Setelah mobil Aeron menjauh, Eudith melangkahkan kakinya ke dalam toko dan disana ada seorang wanita anggun nan cantik sedang duduk sambil menunggu peresmian pembukaan toko tersebut. Wajah itu benar-benar mirip dengan wajahnya. Namun jelas pakaian yang mereka kenakan berbanding terbalik. Jika Eileen mengenakan gaun selutut, maka Eudith hanya mengenakan kemeja yang digulung sesiku dan jeans hitam biasa.
"Sudah lama?"
Eileen menggeleng dan menunjuk keluar dimana para bodyguard nya menunggu. "Baru saja. Jadi, kau sudah siap?"

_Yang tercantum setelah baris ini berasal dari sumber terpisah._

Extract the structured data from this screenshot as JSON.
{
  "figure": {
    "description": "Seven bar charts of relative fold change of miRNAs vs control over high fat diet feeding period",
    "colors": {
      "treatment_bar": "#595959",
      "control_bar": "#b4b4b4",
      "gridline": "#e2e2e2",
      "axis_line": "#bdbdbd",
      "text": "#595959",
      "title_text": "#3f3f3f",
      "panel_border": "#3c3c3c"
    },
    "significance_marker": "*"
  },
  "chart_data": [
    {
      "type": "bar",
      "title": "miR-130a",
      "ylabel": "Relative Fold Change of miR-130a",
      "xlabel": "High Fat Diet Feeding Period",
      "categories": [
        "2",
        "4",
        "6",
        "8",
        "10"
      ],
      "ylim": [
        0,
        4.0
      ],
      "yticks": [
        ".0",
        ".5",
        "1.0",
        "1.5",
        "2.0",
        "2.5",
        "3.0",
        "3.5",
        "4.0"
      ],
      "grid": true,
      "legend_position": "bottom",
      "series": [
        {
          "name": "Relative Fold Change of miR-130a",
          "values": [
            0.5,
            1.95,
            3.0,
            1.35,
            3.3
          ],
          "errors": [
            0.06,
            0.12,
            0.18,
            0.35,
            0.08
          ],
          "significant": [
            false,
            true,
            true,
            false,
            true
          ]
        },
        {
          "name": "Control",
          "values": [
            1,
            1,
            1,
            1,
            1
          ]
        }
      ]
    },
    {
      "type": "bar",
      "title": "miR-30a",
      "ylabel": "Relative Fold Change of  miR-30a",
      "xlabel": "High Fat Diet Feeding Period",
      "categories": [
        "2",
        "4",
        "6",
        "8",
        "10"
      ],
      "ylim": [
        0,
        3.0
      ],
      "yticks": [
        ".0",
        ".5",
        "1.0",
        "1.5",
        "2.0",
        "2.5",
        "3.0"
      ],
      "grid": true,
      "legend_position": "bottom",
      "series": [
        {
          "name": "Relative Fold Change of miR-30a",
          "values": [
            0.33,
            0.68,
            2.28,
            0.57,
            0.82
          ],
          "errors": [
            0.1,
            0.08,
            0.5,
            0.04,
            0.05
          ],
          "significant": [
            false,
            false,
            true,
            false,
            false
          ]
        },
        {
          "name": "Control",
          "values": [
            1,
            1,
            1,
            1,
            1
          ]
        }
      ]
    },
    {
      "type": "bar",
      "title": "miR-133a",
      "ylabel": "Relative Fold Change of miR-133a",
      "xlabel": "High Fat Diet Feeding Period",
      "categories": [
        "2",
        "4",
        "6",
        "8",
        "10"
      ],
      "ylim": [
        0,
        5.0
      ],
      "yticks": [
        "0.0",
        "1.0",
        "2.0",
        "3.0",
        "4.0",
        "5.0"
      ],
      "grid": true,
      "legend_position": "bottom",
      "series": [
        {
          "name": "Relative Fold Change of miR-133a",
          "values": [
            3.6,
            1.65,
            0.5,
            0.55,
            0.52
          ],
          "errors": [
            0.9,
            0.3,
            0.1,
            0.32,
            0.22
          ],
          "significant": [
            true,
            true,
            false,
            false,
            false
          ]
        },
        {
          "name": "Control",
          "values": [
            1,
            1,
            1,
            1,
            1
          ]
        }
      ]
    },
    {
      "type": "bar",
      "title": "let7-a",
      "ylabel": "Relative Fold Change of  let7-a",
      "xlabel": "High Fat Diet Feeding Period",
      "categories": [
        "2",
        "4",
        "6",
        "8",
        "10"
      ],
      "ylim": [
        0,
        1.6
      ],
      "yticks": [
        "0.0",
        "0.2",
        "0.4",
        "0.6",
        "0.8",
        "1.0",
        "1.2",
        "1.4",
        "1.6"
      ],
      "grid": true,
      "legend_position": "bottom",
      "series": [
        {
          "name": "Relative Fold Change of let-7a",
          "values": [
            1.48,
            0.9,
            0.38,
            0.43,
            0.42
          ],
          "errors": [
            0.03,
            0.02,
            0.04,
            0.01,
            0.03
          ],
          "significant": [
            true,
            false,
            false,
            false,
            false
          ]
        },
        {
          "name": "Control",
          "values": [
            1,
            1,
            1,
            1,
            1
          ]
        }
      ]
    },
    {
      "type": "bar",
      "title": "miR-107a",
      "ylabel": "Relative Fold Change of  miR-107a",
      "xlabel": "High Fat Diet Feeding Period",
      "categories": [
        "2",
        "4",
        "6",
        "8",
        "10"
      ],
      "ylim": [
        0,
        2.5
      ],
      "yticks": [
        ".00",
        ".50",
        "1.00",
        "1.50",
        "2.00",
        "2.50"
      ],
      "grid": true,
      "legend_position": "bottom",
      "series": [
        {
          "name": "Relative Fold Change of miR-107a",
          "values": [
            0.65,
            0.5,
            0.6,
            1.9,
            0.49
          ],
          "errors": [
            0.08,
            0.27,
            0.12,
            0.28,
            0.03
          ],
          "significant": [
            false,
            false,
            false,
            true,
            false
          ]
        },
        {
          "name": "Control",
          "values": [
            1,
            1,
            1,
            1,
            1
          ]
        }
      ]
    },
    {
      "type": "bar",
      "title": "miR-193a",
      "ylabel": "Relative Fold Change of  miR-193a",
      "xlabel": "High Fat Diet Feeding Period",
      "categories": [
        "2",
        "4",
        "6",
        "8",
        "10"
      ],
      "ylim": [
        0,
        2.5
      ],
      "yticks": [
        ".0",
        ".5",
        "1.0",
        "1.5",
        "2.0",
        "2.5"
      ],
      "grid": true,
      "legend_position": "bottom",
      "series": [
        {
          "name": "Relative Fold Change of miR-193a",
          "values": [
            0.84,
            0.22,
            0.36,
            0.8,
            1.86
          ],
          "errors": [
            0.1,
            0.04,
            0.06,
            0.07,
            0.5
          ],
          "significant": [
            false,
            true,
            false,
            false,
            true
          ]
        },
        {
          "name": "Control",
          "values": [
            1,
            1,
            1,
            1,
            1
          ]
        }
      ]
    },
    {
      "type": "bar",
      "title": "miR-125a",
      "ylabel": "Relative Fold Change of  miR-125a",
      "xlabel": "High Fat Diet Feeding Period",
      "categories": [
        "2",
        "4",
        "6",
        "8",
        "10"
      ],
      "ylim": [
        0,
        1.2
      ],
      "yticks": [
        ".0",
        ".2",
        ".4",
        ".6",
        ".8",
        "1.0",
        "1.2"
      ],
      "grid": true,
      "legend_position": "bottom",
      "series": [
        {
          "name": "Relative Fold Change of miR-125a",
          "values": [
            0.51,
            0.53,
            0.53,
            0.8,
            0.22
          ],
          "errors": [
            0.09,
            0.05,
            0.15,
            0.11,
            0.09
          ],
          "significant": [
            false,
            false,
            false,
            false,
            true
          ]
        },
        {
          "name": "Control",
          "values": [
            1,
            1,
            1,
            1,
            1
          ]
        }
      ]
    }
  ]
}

"Aku yang seharusnya bertanya. Apa kau siap?"
"Lahir dan batin aku tentu siap." Eileen tersenyum manis. Kemudian, menatap Eudith lurus-lurus. "Jadi, bisa jelaskan detailnya apa-apa saja yang kau lakukan selama ini dan keadaan di rumah Aeron? Mungkin aku bisa improvisasi."
Bagaimanapun, Eudith memang harus menjelaskan banyak hal. Dia tidak akan melewtkan satu hal pun agar tidak ada dari mereka yang curiga. Dan mulai saat ini Eudith akan menjauh dari siapapun termasuk puteranya sendiri.